I got asked what the success criteria for the Open Data project was. This is very difficult to define but for me it will be when the open-data-service is so much part of business-as-usual that people on longer want an enthusiastic hacker running it! I’m looking forward to talking about the good ‘ole days when open data was a new frontier and nobody even had an ontology for coffee types or bus timetables yet.
The Open Data is starting to get put to use to:
- People are using the bus times pages (I need to make the interface better, I know!)
- Our upcoming campus mobile phone app will use some of the location data
- I’ve been asked how the service could aid with student induction– eg. help people find what’s available, and where it is.
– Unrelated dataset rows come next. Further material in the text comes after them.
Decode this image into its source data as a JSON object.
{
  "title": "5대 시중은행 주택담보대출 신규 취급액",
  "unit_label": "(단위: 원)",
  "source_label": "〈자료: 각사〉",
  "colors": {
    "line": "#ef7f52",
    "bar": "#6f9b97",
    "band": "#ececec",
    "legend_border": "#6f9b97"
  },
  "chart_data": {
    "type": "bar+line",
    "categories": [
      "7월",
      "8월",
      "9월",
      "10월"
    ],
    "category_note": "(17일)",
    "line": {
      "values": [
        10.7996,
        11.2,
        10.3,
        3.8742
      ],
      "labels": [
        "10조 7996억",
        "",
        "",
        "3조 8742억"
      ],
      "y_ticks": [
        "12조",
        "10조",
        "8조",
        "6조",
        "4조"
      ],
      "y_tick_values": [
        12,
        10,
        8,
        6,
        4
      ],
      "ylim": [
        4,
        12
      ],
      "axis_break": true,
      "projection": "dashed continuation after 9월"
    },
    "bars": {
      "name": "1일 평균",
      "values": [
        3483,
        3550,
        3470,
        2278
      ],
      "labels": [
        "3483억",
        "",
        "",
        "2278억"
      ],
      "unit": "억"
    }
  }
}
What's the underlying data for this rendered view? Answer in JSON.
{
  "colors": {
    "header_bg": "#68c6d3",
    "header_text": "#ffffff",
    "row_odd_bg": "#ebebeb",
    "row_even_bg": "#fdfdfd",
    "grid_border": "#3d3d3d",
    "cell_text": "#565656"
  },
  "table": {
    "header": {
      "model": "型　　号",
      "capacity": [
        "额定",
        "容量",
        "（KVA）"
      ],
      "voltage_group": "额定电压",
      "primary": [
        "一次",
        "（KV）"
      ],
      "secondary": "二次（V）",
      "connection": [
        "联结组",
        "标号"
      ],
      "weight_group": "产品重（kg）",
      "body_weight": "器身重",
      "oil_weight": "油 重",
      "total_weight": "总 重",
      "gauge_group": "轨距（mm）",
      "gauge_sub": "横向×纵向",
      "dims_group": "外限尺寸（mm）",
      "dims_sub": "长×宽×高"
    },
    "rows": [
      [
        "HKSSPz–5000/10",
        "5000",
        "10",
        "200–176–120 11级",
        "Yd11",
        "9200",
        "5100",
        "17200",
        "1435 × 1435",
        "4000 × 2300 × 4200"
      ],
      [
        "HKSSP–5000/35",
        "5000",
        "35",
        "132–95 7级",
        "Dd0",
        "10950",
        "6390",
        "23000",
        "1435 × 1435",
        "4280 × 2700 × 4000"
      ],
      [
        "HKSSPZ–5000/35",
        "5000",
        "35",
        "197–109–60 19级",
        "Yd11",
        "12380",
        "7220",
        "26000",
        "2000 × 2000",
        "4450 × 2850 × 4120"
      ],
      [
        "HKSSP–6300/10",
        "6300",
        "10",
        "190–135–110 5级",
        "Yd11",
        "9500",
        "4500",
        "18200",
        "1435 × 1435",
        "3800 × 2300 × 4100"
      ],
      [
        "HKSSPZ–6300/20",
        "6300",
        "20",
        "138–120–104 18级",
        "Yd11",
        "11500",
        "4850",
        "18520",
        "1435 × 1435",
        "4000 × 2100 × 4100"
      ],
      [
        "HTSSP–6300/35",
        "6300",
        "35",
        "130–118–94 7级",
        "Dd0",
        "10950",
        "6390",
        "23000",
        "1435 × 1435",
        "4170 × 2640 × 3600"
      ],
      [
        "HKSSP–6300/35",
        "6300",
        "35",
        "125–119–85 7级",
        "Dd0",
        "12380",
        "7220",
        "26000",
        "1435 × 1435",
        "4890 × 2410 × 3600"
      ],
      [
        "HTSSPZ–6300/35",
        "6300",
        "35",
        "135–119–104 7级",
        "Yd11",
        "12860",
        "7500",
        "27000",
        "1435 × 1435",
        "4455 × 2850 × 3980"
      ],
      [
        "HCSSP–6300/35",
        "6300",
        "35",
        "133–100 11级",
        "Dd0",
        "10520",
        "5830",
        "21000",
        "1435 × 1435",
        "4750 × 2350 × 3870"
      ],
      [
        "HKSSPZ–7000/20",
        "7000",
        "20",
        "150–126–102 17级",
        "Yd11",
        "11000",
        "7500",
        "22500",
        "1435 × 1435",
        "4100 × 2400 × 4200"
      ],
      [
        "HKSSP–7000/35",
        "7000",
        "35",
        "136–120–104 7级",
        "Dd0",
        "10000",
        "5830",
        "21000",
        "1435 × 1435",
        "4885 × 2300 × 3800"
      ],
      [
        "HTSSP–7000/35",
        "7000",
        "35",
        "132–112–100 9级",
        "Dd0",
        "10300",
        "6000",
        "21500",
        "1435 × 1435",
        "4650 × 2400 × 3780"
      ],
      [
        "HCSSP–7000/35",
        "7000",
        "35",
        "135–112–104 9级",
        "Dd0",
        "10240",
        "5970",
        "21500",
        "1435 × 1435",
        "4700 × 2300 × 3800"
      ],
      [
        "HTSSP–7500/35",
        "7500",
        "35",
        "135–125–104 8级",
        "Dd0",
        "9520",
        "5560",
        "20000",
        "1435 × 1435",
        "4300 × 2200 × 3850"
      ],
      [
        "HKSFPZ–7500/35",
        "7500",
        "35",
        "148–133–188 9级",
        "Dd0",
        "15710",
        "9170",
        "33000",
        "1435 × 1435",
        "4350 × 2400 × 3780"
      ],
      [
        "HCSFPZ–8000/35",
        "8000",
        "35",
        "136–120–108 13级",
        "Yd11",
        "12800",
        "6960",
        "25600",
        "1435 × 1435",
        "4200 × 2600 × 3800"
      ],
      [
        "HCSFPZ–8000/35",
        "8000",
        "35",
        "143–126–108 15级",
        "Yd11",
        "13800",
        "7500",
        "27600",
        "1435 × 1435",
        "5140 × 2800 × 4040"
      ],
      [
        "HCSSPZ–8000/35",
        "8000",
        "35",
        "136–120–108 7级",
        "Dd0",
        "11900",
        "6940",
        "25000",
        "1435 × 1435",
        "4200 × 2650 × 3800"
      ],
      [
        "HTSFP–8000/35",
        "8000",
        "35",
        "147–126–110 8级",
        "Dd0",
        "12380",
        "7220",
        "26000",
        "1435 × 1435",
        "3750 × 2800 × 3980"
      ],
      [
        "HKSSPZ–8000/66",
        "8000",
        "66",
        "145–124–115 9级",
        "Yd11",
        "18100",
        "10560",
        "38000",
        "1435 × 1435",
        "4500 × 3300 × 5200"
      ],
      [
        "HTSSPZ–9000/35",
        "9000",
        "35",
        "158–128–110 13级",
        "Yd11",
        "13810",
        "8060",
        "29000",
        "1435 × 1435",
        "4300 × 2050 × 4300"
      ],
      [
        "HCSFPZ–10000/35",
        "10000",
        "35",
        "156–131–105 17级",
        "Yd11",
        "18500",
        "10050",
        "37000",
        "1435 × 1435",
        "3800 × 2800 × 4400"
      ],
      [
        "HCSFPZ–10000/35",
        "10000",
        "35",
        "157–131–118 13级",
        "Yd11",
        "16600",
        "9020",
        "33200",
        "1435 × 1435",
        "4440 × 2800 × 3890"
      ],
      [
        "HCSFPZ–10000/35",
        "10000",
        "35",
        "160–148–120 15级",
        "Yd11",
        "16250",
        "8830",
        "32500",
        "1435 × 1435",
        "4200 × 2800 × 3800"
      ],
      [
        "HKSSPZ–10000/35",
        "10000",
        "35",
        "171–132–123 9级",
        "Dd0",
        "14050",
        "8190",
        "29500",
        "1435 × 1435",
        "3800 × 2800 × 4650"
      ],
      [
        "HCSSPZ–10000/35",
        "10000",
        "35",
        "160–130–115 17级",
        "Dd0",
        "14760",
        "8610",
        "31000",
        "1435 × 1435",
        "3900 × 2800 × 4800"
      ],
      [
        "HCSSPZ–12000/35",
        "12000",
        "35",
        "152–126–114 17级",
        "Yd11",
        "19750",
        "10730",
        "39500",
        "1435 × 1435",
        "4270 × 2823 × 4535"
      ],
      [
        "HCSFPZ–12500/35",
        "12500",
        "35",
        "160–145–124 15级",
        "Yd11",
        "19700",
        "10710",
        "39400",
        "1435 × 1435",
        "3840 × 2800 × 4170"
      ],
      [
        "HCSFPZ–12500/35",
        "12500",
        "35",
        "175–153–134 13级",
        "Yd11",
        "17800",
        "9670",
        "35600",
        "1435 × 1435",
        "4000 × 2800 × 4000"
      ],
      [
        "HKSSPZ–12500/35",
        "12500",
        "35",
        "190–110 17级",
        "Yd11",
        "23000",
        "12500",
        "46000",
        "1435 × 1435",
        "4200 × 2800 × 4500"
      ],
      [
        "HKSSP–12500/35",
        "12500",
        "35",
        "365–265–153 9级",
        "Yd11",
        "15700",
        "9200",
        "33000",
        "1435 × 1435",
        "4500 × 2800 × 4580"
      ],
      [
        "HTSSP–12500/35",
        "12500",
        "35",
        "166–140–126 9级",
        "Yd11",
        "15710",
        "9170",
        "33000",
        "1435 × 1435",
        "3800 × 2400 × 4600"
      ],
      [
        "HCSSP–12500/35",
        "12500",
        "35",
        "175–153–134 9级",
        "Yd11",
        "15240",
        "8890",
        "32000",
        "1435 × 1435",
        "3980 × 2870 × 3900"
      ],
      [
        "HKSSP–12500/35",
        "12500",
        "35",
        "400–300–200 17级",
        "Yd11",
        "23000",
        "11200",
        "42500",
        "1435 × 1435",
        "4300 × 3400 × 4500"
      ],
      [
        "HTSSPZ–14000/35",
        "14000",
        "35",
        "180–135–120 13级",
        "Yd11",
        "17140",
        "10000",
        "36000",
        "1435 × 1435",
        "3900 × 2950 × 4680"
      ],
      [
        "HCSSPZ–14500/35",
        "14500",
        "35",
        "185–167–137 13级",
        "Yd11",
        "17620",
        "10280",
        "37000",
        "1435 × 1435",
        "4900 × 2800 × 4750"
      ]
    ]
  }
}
The other thing ticking along is getting live hookups to databases. Right now it’s all done with one-off dumps, we want to be showing the living data. The dump-and-email approach is fine for getting started but now it’s time to do the far less glamorous job of making the back-end more automated. I’m still working on getting energy use data per building, and I’ve a lead on recycling data!
One final thing, you may notice that the Open Data Map is now not quite as pretty, there’s a good reason for this. We noticed that we may not own data traced using the Google Maps, so Colin has re-created all the data from the ordnance survey instead. There is slightly less detail, but the functionality is all still there.
The slides from my talk are available on EdShare. I’ve never uploaded to EdShare before — they’ve done a really great job at making a streamlined submit process. It’s far better than anything I’ve used in EPrints before, and I say this as the person who designed the EPrints 3.0 submit workflow!